3. Let go for you, not for him. After a few months, I realized I had to let go of my anger for my own health and wellbeing. It had nothing to do with the high road or letting my ex off the hook. I had to start feeling something other than anger in order to live a life worth living for me and my boys. I have not perfected this step. Sometimes I still give into the recurring waves of anger. But I feel best when I can allow the anger to swell within me, and breathe my way through it like a labor contraction. Here it comes, and there it goes.

4. Harness the anger. Anger remains in plentiful supply as I work my way through betrayal and divorce. In addition to letting it move through me, I’ve learned to turn it into productive action. The quality of my anger shifted a couple weeks ago after I stopped nagging my ex about financial hang ups and instead turned it over to my lawyer and served divorce papers. It was a concrete step towards moving to resolution of all the outstanding complications. And it made me feel at least somewhat in control of what has been an out-of-control situation.

Lately I’ve been focusing on allowing anger to move through me without letting it drive my direction as I build a new life. I refuse to let anger control my personality and sour my daily life with my boys. I’m committed to using the energy that comes from anger to fuel my strength and resolve as a single mom. And I’m not going to use it to catapult me into premature action just to prove my worth to the world through an advanced degree or a more powerful career. I’m going to keep motoring on as a fierce mother of 2 young boys who need me now more than ever before. 

Sunday, June 14, 2015

The Gig is Up

I was right. I had this sneaking suspicion that my days of play dates, museums, playgrounds, crafts, and carefully researched preschools was coming to an end. My therapist told me to relax and stop living in a place of unfounded, non-reality-based anxiety. I have a husband who loves me and who isn’t going to leave me tomorrow just because I express the need to make some changes to rebalance my personal and professional life.

A couple weeks later my husband didn’t come home. I cried that night—hysterical sobs—in the bed where we birthed our youngest son just 10 months earlier. I didn’t know what was happening. I didn’t know if he was hurt or cheating or something else. All I knew was that my life would be very different in the morning. And my babies would wake up in a few hours just like every other morning, no matter what was transpiring.

It took about a month for the truth to show its ugly face, and when it did, I knew I had to go for my own safety and dignity. And so, I became a single mom at 34 years old with a 3 year old and an 11 month old. I know, it sounds bad. Whatever you can imagine, it’s worse.
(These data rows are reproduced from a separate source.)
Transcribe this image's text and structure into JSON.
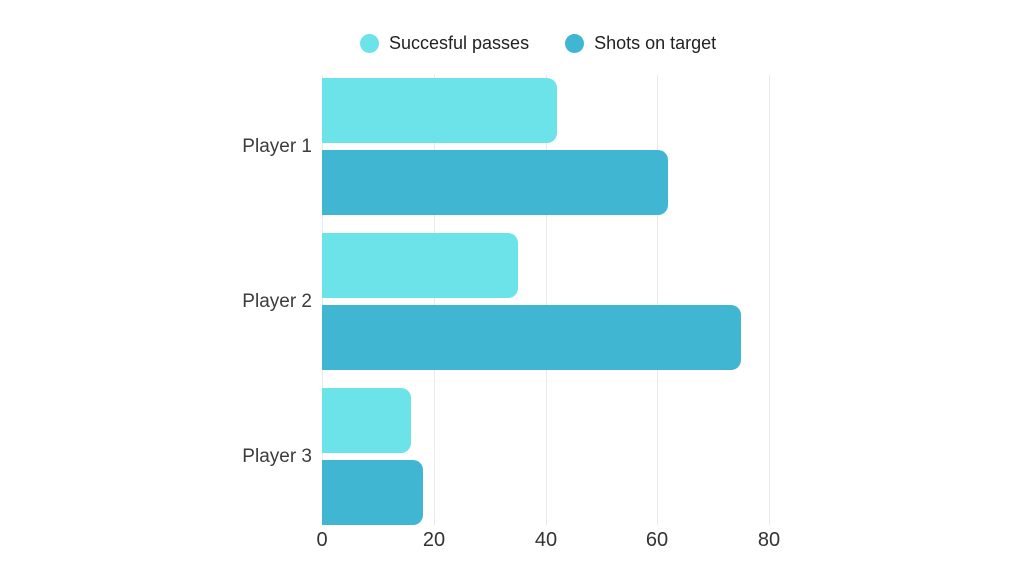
{
  "chart_data": {
    "type": "bar",
    "orientation": "horizontal",
    "categories": [
      "Player 1",
      "Player 2",
      "Player 3"
    ],
    "series": [
      {
        "name": "Succesful passes",
        "color": "#6BE3E8",
        "values": [
          42,
          35,
          16
        ]
      },
      {
        "name": "Shots on target",
        "color": "#40B6D3",
        "values": [
          62,
          75,
          18
        ]
      }
    ],
    "xlabel": "",
    "ylabel": "",
    "xlim": [
      0,
      80
    ],
    "xticks": [
      0,
      20,
      40,
      60,
      80
    ],
    "grid": true,
    "legend_position": "top",
    "background": "#ffffff",
    "gridline_color": "#e9e9e9"
  }
}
The hardest part about being a single mom is not the insane, sustained energy level of living alone with 2 young boys. It’s not the fact that Daddy is never coming home ever again. It’s not even the loss of all hope of sleeping in until my 1 year old is a teenager, which is what I was sure must be the hardest part at 5:52AM last Saturday morning. 
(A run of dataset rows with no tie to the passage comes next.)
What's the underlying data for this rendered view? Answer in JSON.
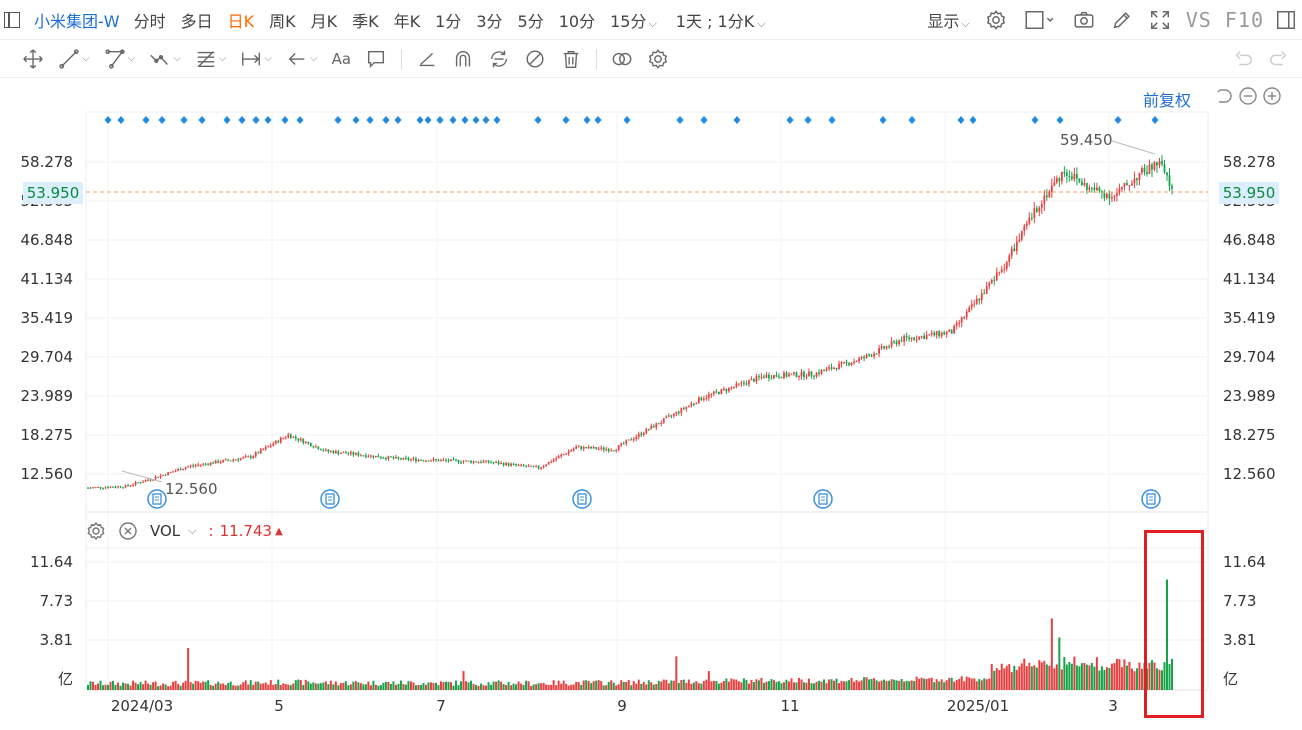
{
  "header": {
    "stock_name": "小米集团-W",
    "tabs": [
      {
        "label": "分时",
        "active": false
      },
      {
        "label": "多日",
        "active": false
      },
      {
        "label": "日K",
        "active": true
      },
      {
        "label": "周K",
        "active": false
      },
      {
        "label": "月K",
        "active": false
      },
      {
        "label": "季K",
        "active": false
      },
      {
        "label": "年K",
        "active": false
      },
      {
        "label": "1分",
        "active": false
      },
      {
        "label": "3分",
        "active": false
      },
      {
        "label": "5分",
        "active": false
      },
      {
        "label": "10分",
        "active": false
      },
      {
        "label": "15分",
        "active": false,
        "dropdown": true
      }
    ],
    "intraday_selector": "1天 ; 1分K",
    "display_label": "显示",
    "vs_f10": "VS F10"
  },
  "drawing_toolbar": {
    "text_tool_label": "Aa"
  },
  "chart": {
    "adjust_label": "前复权",
    "price_axis_labels": [
      "58.278",
      "52.563",
      "46.848",
      "41.134",
      "35.419",
      "29.704",
      "23.989",
      "18.275",
      "12.560"
    ],
    "current_price": "53.950",
    "high_label": "59.450",
    "low_label": "12.560",
    "x_axis_labels": [
      "2024/03",
      "5",
      "7",
      "9",
      "11",
      "2025/01",
      "3"
    ],
    "colors": {
      "up": "#e84040",
      "down": "#16a34a",
      "accent": "#1f6fd6",
      "price_line": "#f0a060"
    }
  },
  "volume": {
    "indicator": "VOL",
    "value": "11.743",
    "axis_labels": [
      "11.64",
      "7.73",
      "3.81"
    ],
    "unit": "亿"
  },
  "chart_data": {
    "type": "candlestick",
    "y_range": [
      10.0,
      62.0
    ],
    "volume_range": [
      0,
      13.5
    ],
    "checkpoints": [
      {
        "x": 0,
        "price": 13.3
      },
      {
        "x": 15,
        "price": 13.5
      },
      {
        "x": 25,
        "price": 14.5
      },
      {
        "x": 40,
        "price": 16.2
      },
      {
        "x": 65,
        "price": 17.5
      },
      {
        "x": 80,
        "price": 20.5
      },
      {
        "x": 95,
        "price": 18.3
      },
      {
        "x": 125,
        "price": 17.2
      },
      {
        "x": 160,
        "price": 16.8
      },
      {
        "x": 180,
        "price": 16.0
      },
      {
        "x": 195,
        "price": 18.8
      },
      {
        "x": 210,
        "price": 18.5
      },
      {
        "x": 225,
        "price": 21.5
      },
      {
        "x": 245,
        "price": 25.5
      },
      {
        "x": 270,
        "price": 28.5
      },
      {
        "x": 290,
        "price": 28.8
      },
      {
        "x": 310,
        "price": 31.0
      },
      {
        "x": 325,
        "price": 33.5
      },
      {
        "x": 345,
        "price": 34.5
      },
      {
        "x": 365,
        "price": 43.0
      },
      {
        "x": 380,
        "price": 52.0
      },
      {
        "x": 390,
        "price": 56.5
      },
      {
        "x": 400,
        "price": 54.0
      },
      {
        "x": 410,
        "price": 53.0
      },
      {
        "x": 420,
        "price": 56.0
      },
      {
        "x": 428,
        "price": 57.5
      },
      {
        "x": 433,
        "price": 53.95
      }
    ],
    "volume_spikes": [
      {
        "x": 40,
        "value": 4.0
      },
      {
        "x": 150,
        "value": 1.8
      },
      {
        "x": 235,
        "value": 3.2
      },
      {
        "x": 248,
        "value": 1.8
      },
      {
        "x": 365,
        "value": 2.5
      },
      {
        "x": 385,
        "value": 6.8
      },
      {
        "x": 388,
        "value": 5.0
      },
      {
        "x": 431,
        "value": 10.5
      }
    ]
  }
}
The hardest part is not being enough. There was never enough of me to go around before, and now…holy crap. 

Every time my boys cry, I blame myself. I don’t have enough patience, enough serenity, enough perseverance. I blame myself for not being able to put my divorce drama aside long enough to give my boys the dedicated time and attention I used to be able to pull off. I blame myself for not having the emotional capacity to feel sustained joy from spending time with my children like I did as a married mom. 

I’m not enough, and I need more help than anyone could possibly give me. Family and friends can’t replace the hole left by the loss of a life partner, even if he was a really shitty partner. And no matter how much of myself I manage to give, I cannot fill the void when my now 4 year old repeats, “I really miss Daddy.”

This is the hardest part—adjusting to our new reality and trying desperately to hold on to the flashes of joy that pierce through the overwhelming weightiness of what is now everyday life.